Division of Gastroenterology, Department of Medicine, University of California San Diego, San Diego, California.
Am J Physiol Gastrointest Liver Physiol. 2022 Dec 1;323(6):G586-G593. doi: 10.1152/ajpgi.00075.2022. Epub 2022 Oct 25.
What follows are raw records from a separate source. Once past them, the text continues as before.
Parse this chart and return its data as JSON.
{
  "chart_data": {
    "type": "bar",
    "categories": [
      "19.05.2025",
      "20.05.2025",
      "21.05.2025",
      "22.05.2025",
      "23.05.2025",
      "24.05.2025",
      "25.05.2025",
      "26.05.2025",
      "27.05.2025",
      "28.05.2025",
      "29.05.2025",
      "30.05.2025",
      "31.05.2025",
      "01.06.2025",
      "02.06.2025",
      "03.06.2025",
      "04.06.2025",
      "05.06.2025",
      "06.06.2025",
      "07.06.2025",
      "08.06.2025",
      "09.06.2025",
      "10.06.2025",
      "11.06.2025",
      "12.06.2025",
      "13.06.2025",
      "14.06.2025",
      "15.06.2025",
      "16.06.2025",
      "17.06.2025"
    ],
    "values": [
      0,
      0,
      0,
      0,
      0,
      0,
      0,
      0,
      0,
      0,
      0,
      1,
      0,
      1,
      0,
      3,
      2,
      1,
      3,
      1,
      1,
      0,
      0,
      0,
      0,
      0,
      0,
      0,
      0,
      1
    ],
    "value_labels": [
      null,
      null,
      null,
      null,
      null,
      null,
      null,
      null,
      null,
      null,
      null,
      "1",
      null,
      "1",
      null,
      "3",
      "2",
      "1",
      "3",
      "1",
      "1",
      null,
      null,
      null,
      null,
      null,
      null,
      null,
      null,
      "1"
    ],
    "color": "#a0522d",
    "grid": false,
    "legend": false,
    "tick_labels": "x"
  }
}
Recent studies that utilized distension/contraction plots to study peristalsis reveal poor distension of the esophagus in patients with functional dysphagia and high-amplitude contractions [high-amplitude esophageal contractions (HAECs)] even though the contraction phase of peristalsis is normal in these patients. Our goal was to determine biomechanical properties of the esophageal wall and bolus flow characteristics in patients with functional dysphagia and HAEC during primary peristalsis. Studies were performed on 30 healthy subjects, 30 patients with functional dysphagia, and 25 patients with HAEC. Subjects swallowed 10 mL, 0.5 N saline bolus in the Trendelenburg position to study primary peristalsis. A custom-built software (Dplots) determined peak distension from the impedance measurements, pressure at peak distension, wall tension (pressure × radius), wall distensibility [cross-sectional area (CSA)/pressure], and bolus flow (cm/s) in four segments of esophagus (between upper and lower esophageal sphincter). Luminal CSA of distal esophagus was smaller, and average bolus flow rate was faster in patients with functional dysphagia and HAEC. Esophageal wall distensibility, a measure of esophageal wall compliance was lower and wall tension was higher in the distal esophagus of both patient groups compared with normal subjects. Ultrasound imaging confirmed poor distension of the esophagus. A trend toward greater wall thickness at the peak of distension was found in patients with functional dysphagia compared with normal subjects. A stiffer or noncompliant esophageal wall is the reason for poor distension of the esophagus during primary peristalsis in patients with functional dysphagia and HAEC. We studied healthy asymptomatic subject, patients with functional dysphagia (FD), and patients with high-amplitude esophageal contractions (HAEC). Our data show that in patients with HAEC and functional dysphagia, luminal distension is smaller (low luminal CSA at peak distension), intraluminal pressure is higher, and liquid bolus travels faster through the esophagus as compared with normal subjects. We conclude that patients with functional dysphagia and HAEC have a stiffer distal esophageal wall during bolus transport related to primary peristalsis.
最近利用扩张/收缩图研究蠕动的研究表明,功能性吞咽困难患者的食管扩张不良,并且即使这些患者的蠕动收缩期正常,也存在高振幅收缩[高振幅食管收缩(HAEC)]。我们的目标是确定功能性吞咽困难和 HAEC 患者在原发性蠕动期间食管壁的生物力学特性和食团流动特征。在坦伦堡体位下,对 30 名健康受试者、30 名功能性吞咽困难患者和 25 名 HAEC 患者进行了 10 mL、0.5 N 生理盐水团块的吞咽研究。使用定制软件(Dplots)根据阻抗测量确定峰值扩张,在峰值扩张时的压力,壁张力(压力×半径),壁可扩展性[横截面积(CSA)/压力]和食管四个节段的食团流动(cm/s)(在上食管括约肌和下食管括约肌之间)。远端食管的管腔 CSA 较小,并且功能性吞咽困难和 HAEC 患者的平均食团流动速度较快。与正常受试者相比,食管壁的可扩展性(衡量食管壁顺应性的指标)较低,远端食管的壁张力较高。超声成像证实了食管扩张不良。与正常受试者相比,在功能性吞咽困难患者中发现扩张峰值时的壁厚度有增大的趋势。在原发性蠕动期间,食管壁顺应性差或僵硬是功能性吞咽困难和 HAEC 患者食管扩张不良的原因。我们研究了健康无症状受试者、功能性吞咽困难(FD)患者和高振幅食管收缩(HAEC)患者。我们的数据表明,在 HAEC 和功能性吞咽困难患者中,管腔扩张较小(在扩张峰值时的低管腔 CSA),腔内压力较高,液体食团通过食管的速度较快与正常受试者相比。我们得出结论,与原发性蠕动相关的食团输送期间,功能性吞咽困难和 HAEC 患者的远端食管壁较硬。